También le habló de John Airdrie, del doctor Pomeroy y de la loxa quinina.

Ya había consumido una hora y media del tiempo de Rathbone y veinticinco minutos del propio, aunque se olvidó de contabilizarlo hasta que despertó por la noche en su habitación de Queen Anne Street.

– ¿Qué me aconseja usted? -preguntó seriamente Hester a Rathbone, inclinando ligeramente el cuerpo sobre la mesa-. ¿Qué se puede hacer para impedir que acusen a Percival sin contar con pruebas?

– Usted no ha dicho quién va a defenderlo -replicó Rathbone con igual gravedad.

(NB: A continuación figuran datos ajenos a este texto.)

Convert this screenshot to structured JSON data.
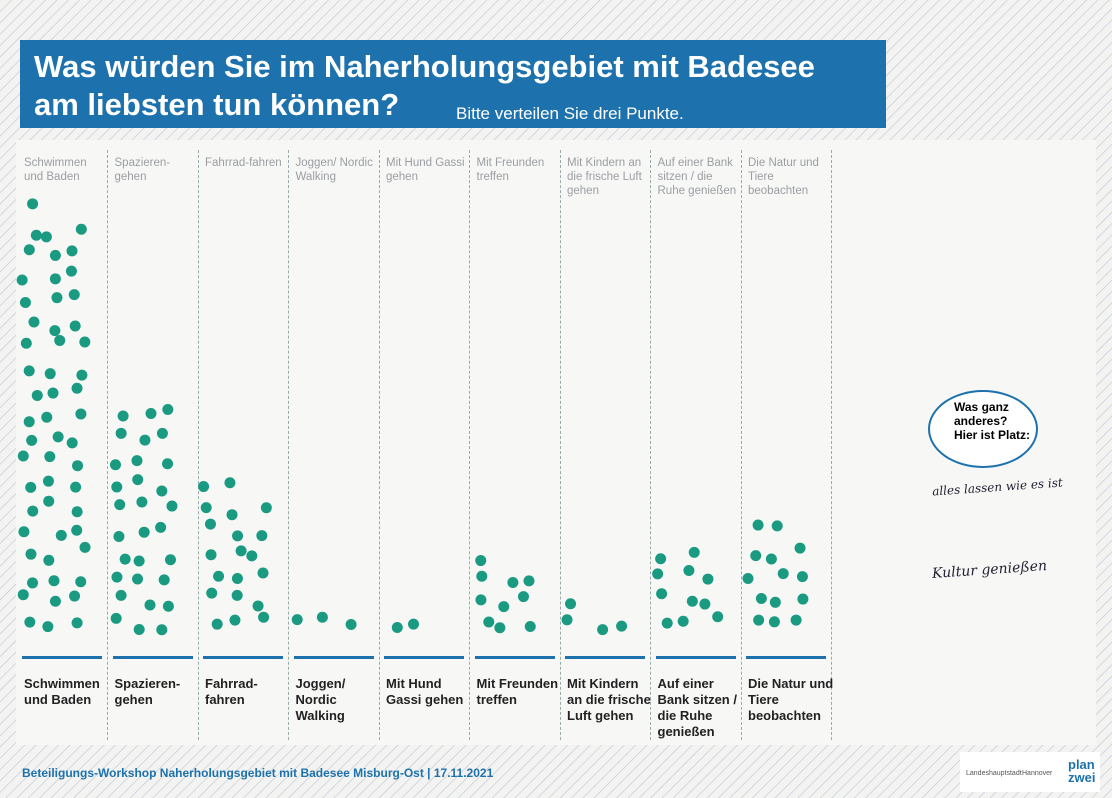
{
  "header": {
    "title": "Was würden Sie im Naherholungsgebiet mit Badesee\nam liebsten tun können?",
    "subtitle": "Bitte verteilen Sie drei Punkte."
  },
  "columns": [
    {
      "label": "Schwimmen und Baden",
      "dots": 55
    },
    {
      "label": "Spazieren-gehen",
      "dots": 30
    },
    {
      "label": "Fahrrad-fahren",
      "dots": 20
    },
    {
      "label": "Joggen/ Nordic Walking",
      "dots": 3
    },
    {
      "label": "Mit Hund Gassi gehen",
      "dots": 2
    },
    {
      "label": "Mit Freunden treffen",
      "dots": 10
    },
    {
      "label": "Mit Kindern an die frische Luft gehen",
      "dots": 4
    },
    {
      "label": "Auf einer Bank sitzen / die Ruhe genießen",
      "dots": 11
    },
    {
      "label": "Die Natur und Tiere beobachten",
      "dots": 14
    }
  ],
  "other": {
    "prompt": "Was ganz anderes? Hier ist Platz:",
    "notes": [
      "alles lassen wie es ist",
      "Kultur genießen"
    ]
  },
  "footer": {
    "text": "Beteiligungs-Workshop Naherholungsgebiet mit Badesee Misburg-Ost | 17.11.2021",
    "logos": [
      "Landeshauptstadt",
      "Hannover",
      "plan zwei"
    ]
  }
}
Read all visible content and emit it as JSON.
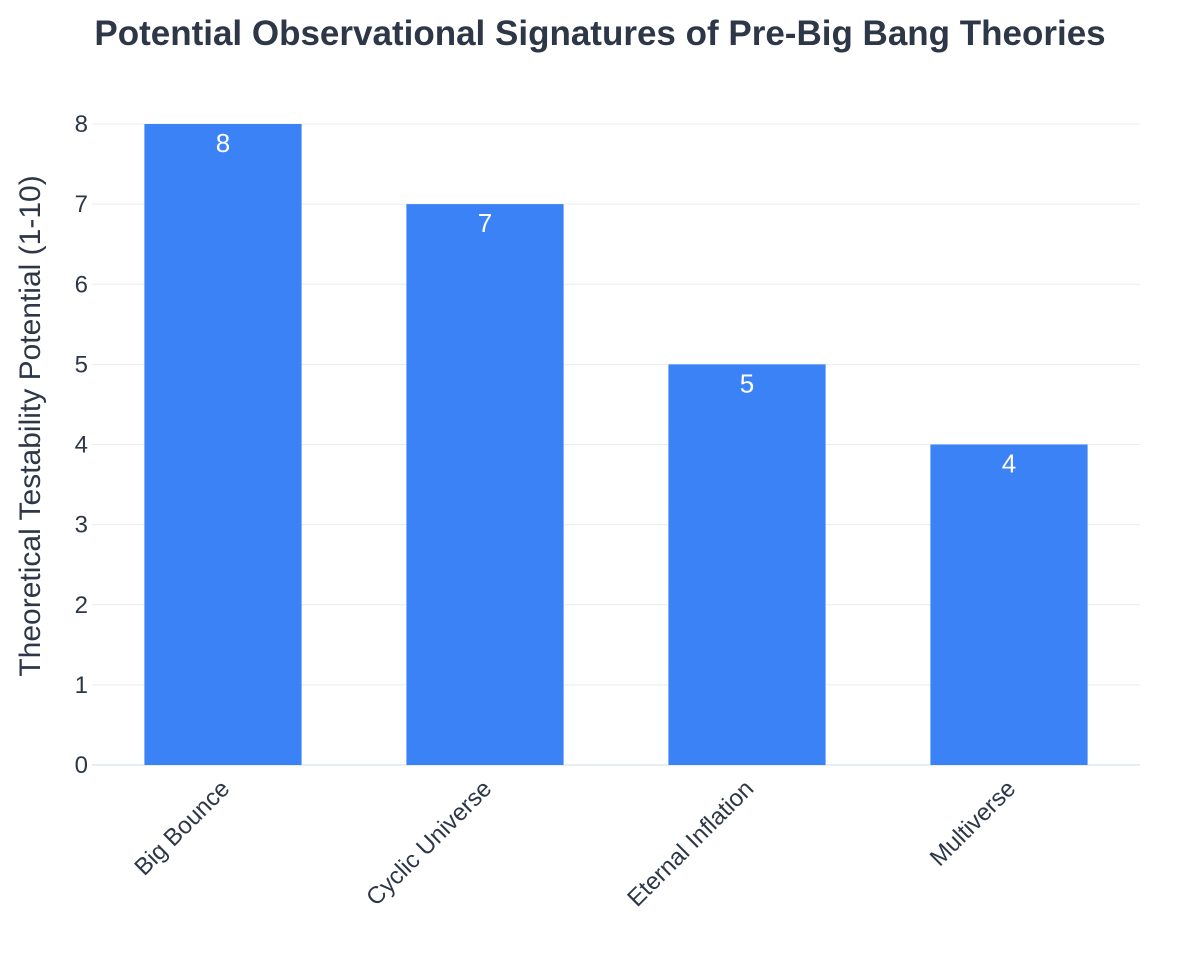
{
  "colors": {
    "bar": "#3b82f6",
    "grid": "#e8edf3",
    "text": "#2d3748",
    "data_label": "#ffffff"
  },
  "chart_data": {
    "type": "bar",
    "title": "Potential Observational Signatures of Pre-Big Bang Theories",
    "xlabel": "",
    "ylabel": "Theoretical Testability Potential (1-10)",
    "categories": [
      "Big Bounce",
      "Cyclic Universe",
      "Eternal Inflation",
      "Multiverse"
    ],
    "values": [
      8,
      7,
      5,
      4
    ],
    "data_labels": [
      "8",
      "7",
      "5",
      "4"
    ],
    "ylim": [
      0,
      8
    ],
    "yticks": [
      "0",
      "1",
      "2",
      "3",
      "4",
      "5",
      "6",
      "7",
      "8"
    ],
    "grid": true,
    "legend": "none"
  }
}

– Lo ignoro. Él no tiene dinero.

– Naturalmente. Si lo tuviera ya se convertiría en sospechoso por este simple hecho. -Sonrió haciendo al mismo tiempo una mueca-. De vez en cuando me hago cargo de algún caso sin percibir honorarios, señorita Latterly. Simplemente como una buena obra. -Su sonrisa se ensanchó-. Después me recupero cargando una cantidad exorbitante al cliente que está en condiciones de poder pagármela. Le doy mi palabra de que haré las investigaciones oportunas, además de todo cuanto esté en mi mano.

– Le quedo muy agradecida -dijo Hester sonriendo a su vez-. ¿Quiere tener la amabilidad de decirme qué le debo por su consejo?

– Quedamos en media guinea, señorita Latterly.

Hester abrió la redecilla, sacó media guinea de oro -la última que le quedaba- y se la entregó. Rathbone le dio cortésmente las gracias y se la deslizó en el bolsillo.

Se levantó, apartó la silla para que se levantara ella y Hester salió de la hospedería con un intenso sentimiento de satisfacción que las circunstancias no justificaban en absoluto, mientras el hombre se lanzaba a la calle a parar un cabriolé para ella y darle las señas de Queen Anne Street.

El juicio de Percival Garrod se inició a mediados de enero de 1857 y como Beatrice Moidore todavía sufría de vez en cuando de ocasionales accesos de angustia y ansiedad, Hester siguió prestándole sus servicios y ocupándose de ella, lo que no le venía nada mal dado que todavía no había encontrado otro medio de ganarse la vida, pero sobre todo porque significaba poder continuar viviendo en la casa de Queen Anne Street y observar a la familia Moidore. Pese a que aún no se había enterado de nada que pudiera ser de utilidad, no perdía nunca las esperanzas.

Al juicio que se celebró en Old Bailey asistió la familia al completo. Basil habría deseado que las mujeres se quedaran en casa y presentaran su testimonio por escrito, pero Araminta se negó a obedecer esta orden y, aunque las ocasiones en que ella y su padre chocaban eran raras, si se producían era Araminta quien solía llevarse el agua a su molino. Beatrice no se enfrentó con su marido por esta cuestión, se limitó a vestirse de negro con absoluta sencillez y sin adornos de ninguna clase, se cubrió de espesos velos y dio las oportunas instrucciones a Robert para que la llevara en coche al juzgado. Con el deseo de mostrarse servicial, Hester se ofreció a acompañarla y quedó encantada al ver que aceptaba su ofrecimiento.